Now AI involves a lot of jargon that we're all becoming more familiar with Large Language Models aren't relevant here (although they're in Assistant with Bard, Call Screen and a lot more that the Pixel 8 Pro offers), but generative AI is. This relies on foundation models (a less common term) that can now run on device, rather than in the cloud. In fact, the Pixel 8 Pro can run 150x more computations than the Pixel 7 Pro thanks to the Google Tensor 3 - and this is the stuff that's going to fake your photos like a science fiction movie.

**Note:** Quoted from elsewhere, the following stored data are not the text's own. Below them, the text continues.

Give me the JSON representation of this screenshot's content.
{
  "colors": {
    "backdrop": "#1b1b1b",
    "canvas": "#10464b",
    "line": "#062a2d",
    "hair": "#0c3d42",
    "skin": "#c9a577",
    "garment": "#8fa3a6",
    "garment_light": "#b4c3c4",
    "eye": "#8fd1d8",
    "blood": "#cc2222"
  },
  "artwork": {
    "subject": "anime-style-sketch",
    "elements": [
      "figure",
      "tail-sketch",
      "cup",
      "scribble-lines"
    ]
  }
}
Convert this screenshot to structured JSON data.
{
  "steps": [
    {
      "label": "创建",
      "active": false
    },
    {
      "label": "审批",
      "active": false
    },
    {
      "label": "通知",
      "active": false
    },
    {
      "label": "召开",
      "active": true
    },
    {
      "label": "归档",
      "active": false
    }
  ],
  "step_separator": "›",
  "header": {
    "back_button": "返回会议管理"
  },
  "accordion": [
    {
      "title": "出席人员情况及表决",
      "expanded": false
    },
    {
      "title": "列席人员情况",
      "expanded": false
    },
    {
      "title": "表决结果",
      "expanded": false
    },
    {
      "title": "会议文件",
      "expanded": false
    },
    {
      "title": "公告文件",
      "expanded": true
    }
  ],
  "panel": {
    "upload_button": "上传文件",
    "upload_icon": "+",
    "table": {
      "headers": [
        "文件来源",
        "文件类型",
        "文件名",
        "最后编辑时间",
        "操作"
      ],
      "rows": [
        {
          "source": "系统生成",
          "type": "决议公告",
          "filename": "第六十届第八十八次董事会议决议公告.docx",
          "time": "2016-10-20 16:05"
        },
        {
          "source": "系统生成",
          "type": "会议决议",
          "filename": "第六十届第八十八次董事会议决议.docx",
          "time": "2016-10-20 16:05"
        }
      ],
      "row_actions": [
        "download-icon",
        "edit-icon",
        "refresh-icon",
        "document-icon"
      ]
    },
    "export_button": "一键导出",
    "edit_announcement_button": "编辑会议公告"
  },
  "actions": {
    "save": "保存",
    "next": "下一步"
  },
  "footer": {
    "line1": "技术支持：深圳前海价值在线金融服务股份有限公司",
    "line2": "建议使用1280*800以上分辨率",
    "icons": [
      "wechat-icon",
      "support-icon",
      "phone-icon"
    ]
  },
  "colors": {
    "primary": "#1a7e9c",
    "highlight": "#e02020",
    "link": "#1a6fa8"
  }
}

Magic Eraser wowed when it arrived on the Pixel 6 in 2021, blending and blurring background pixels to remove things you didn't want from a photo. Thanks to generative AI, you're not just going to be blending pixels in the background, you're basically going to be generating new content to fill the background when something is removed. Rather than just getting a bit of a blur based on contextual surroundings, AI in Google Photos is going to fake it instead. Google's example involved removing a whole car from the background of a photo, replacing the wall, ground and shadows from where it was. That's not a small edit, it's a significant change.
But that's not all that Google showed off at the launch of the Pixel 8 Pro. Perhaps the biggest piece of fakery comes in the form of Best Take. In the old days of photography, you'd take a bunch of photos and then pick the best one. You know, the one where everyone is smiling and everyone has their eyes open - and all the kids are looking in the right direction. With Best Take, the Pixel 8 Pro will effectively do that for you. It will take that bunch of photos and pick the best bits from each shot. It will then combine them into a photographic utopia, an idealised scene which probably never existed. You won't get Grandma looking the wrong way as she always does, because Google will AI her face into the right aspect for that hauntingly-fake family photo.

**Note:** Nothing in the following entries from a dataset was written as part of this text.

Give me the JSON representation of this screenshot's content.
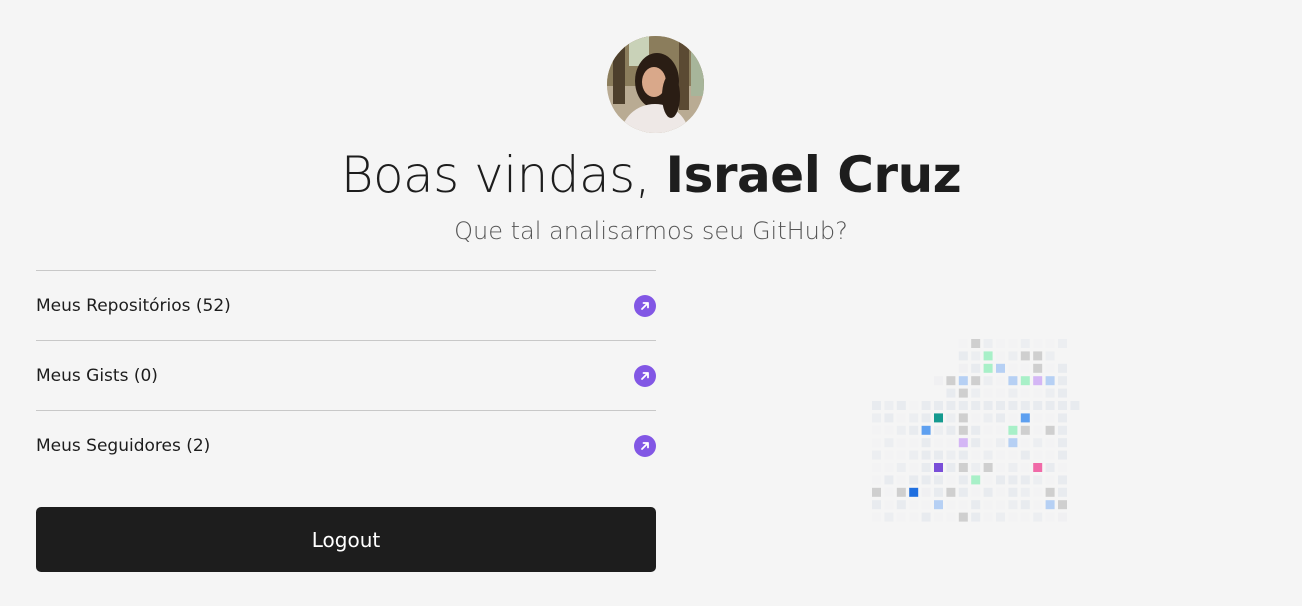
{
  "header": {
    "greeting": "Boas vindas,",
    "user_name": "Israel Cruz",
    "subtitle": "Que tal analisarmos seu GitHub?"
  },
  "menu": {
    "items": [
      {
        "label": "Meus Repositórios (52)",
        "icon": "arrow-up-right-icon"
      },
      {
        "label": "Meus Gists (0)",
        "icon": "arrow-up-right-icon"
      },
      {
        "label": "Meus Seguidores (2)",
        "icon": "arrow-up-right-icon"
      }
    ]
  },
  "actions": {
    "logout_label": "Logout"
  },
  "colors": {
    "background": "#f5f5f5",
    "accent": "#8257e5",
    "button": "#1d1d1d",
    "text": "#1d1d1d",
    "subtitle_text": "#555555",
    "divider": "#c8c8c8"
  }
}
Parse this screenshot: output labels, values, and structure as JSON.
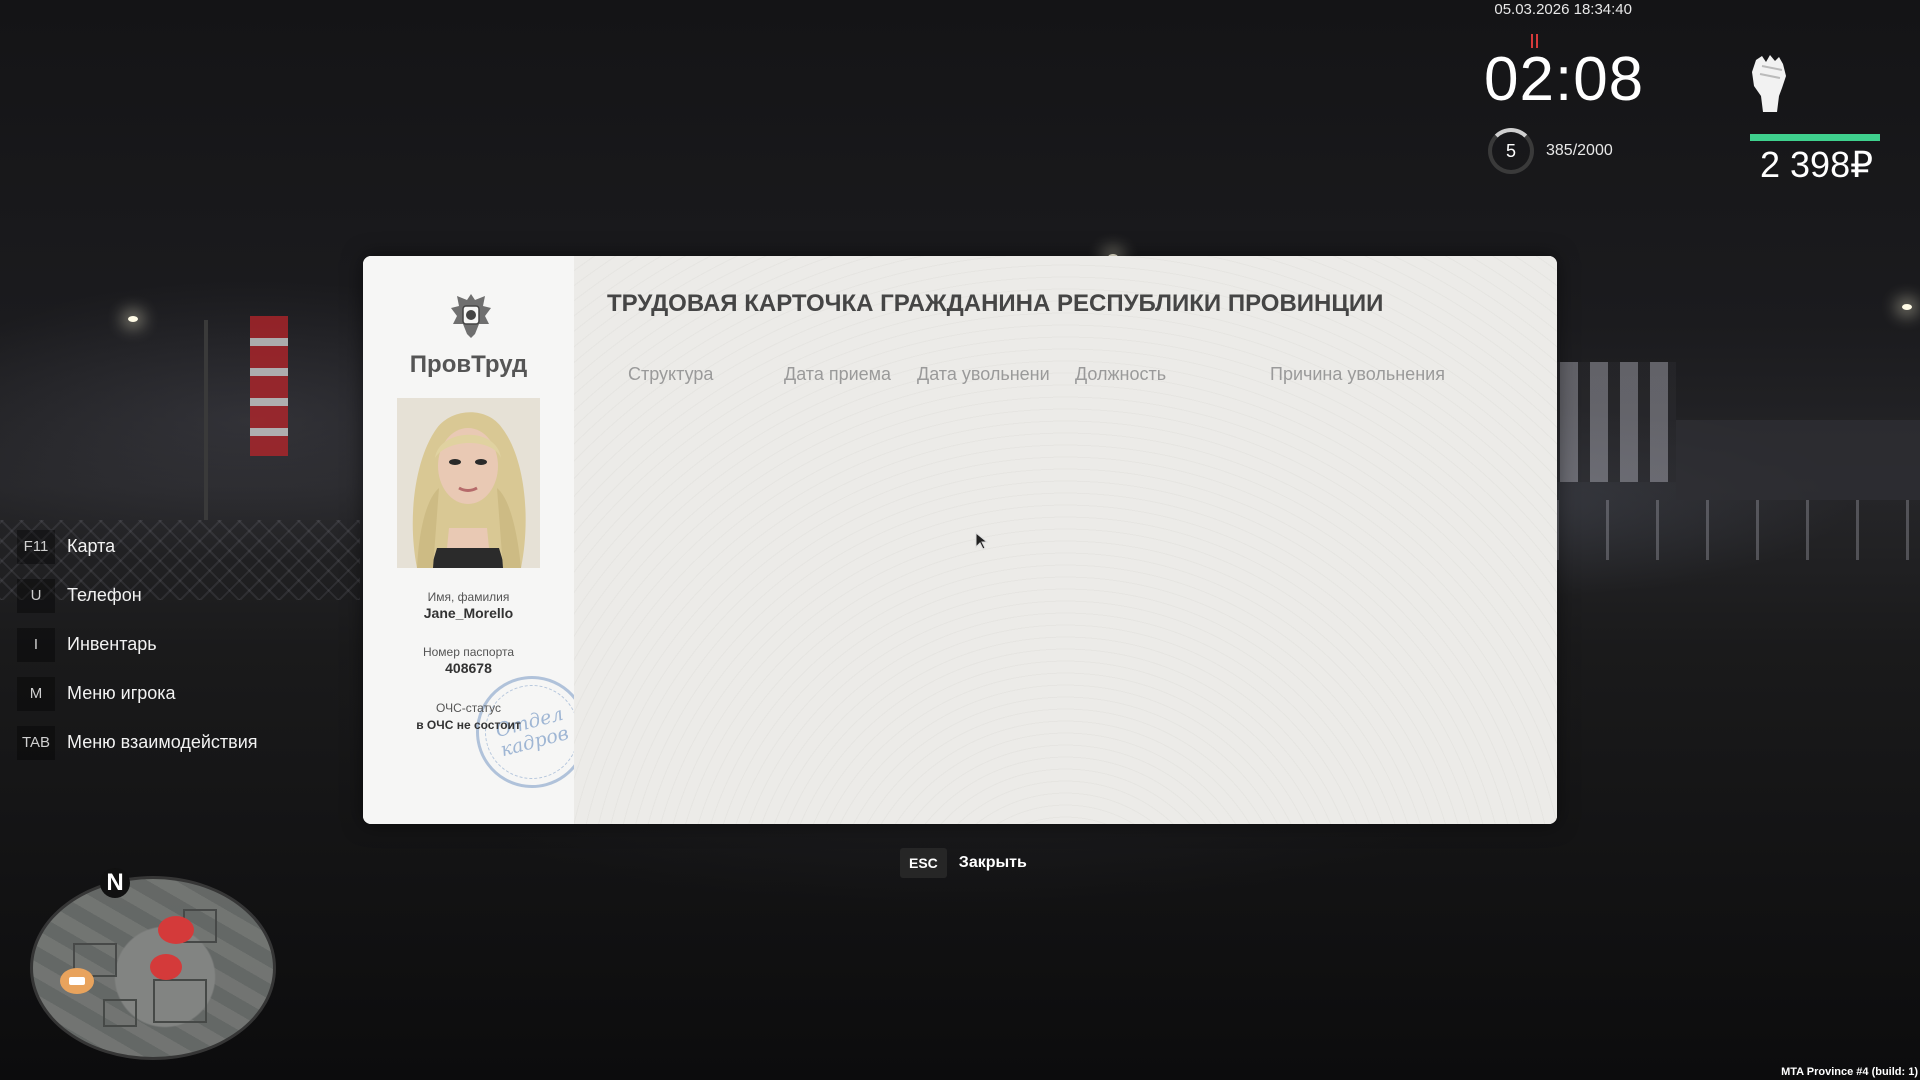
{
  "hud": {
    "datetime": "05.03.2026 18:34:40",
    "clock": "02:08",
    "level": "5",
    "xp": "385/2000",
    "money": "2 398₽",
    "hunger_icon": "fork-knife-icon",
    "strength_icon": "fist-icon",
    "health_color": "#3fd18e"
  },
  "menu": {
    "items": [
      {
        "key": "F11",
        "label": "Карта"
      },
      {
        "key": "U",
        "label": "Телефон"
      },
      {
        "key": "I",
        "label": "Инвентарь"
      },
      {
        "key": "M",
        "label": "Меню игрока"
      },
      {
        "key": "TAB",
        "label": "Меню взаимодействия"
      }
    ]
  },
  "card": {
    "brand": "ПровТруд",
    "title": "ТРУДОВАЯ КАРТОЧКА ГРАЖДАНИНА РЕСПУБЛИКИ ПРОВИНЦИИ",
    "columns": [
      "Структура",
      "Дата приема",
      "Дата увольнени",
      "Должность",
      "Причина увольнения"
    ],
    "name_label": "Имя, фамилия",
    "name_value": "Jane_Morello",
    "passport_label": "Номер паспорта",
    "passport_value": "408678",
    "status_label": "ОЧС-статус",
    "status_value": "в ОЧС не состоит",
    "stamp_line1": "Отдел",
    "stamp_line2": "кадров"
  },
  "close": {
    "key": "ESC",
    "label": "Закрыть"
  },
  "minimap": {
    "north": "N"
  },
  "build": "MTA Province #4 (build: 1)"
}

While a lot of AI processing is taking place in Pixel photos (and has been for some time) the final example that I caught sight of today was the AI in zoom. We know that Google has been using its hybrid zoom system to boost the performance of telephoto images for a couple of years. This looks at the scene, compares neighbouring pixels and sharpens things up - and it's pretty good and closing the gap with optical systems. But thanks to having all that AI power in the Pixel 8 Pro on the Tensor G3, you'll be able to fake some of that zoom too.

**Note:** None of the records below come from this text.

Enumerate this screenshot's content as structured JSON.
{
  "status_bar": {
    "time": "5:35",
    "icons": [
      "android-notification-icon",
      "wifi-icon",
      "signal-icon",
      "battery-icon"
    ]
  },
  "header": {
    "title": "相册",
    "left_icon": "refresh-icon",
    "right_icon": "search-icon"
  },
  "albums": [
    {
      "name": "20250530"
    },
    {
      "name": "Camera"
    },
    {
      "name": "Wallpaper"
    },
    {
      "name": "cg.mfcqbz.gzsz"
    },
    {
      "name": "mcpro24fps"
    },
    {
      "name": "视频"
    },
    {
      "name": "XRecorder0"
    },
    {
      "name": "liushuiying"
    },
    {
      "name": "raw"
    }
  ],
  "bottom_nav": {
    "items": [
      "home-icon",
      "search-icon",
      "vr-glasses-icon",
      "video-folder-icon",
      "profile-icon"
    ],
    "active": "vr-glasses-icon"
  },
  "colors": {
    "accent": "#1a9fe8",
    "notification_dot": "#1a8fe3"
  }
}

This will use generative AI to look at when you're zooming into and basically make it all good for you. No more pixelated mess, no more handshake, no more washed-out colours. In the future, Google's AI could be painting this into your zoom photos to make them look better. Sure, Google isn't the only one doing this - anyone who has taken a photo of the moon with a Samsung Galaxy S23 will know that photographic fakery is going around - but the question is whether you care?
For a long time the mantra in smartphone cameras was about presenting the most realistic depiction of the scene in front of you. It was about using HDR to balance things out, so it was more like you'd see through your own eyes.
People have often called out Samsung for making things a little more saturated - greener grass and bluer skies - but Google's approach after several years of being accepted as the best point-and-shoot phone out there, seems to be to divert from that. It's not about what you actually see, it's an idealised vision of that scene.
The question is whether anyone will care. With people hogging global beauty spots to get that perfect selfie - all for the external validation on social media - does anyone care if the photos they are taking are no longer the actual image, but an AI representation of that image? And at what point does the camera stop actually being about the capture of light (hence photo-graphy) and just become a portal for AI data capture?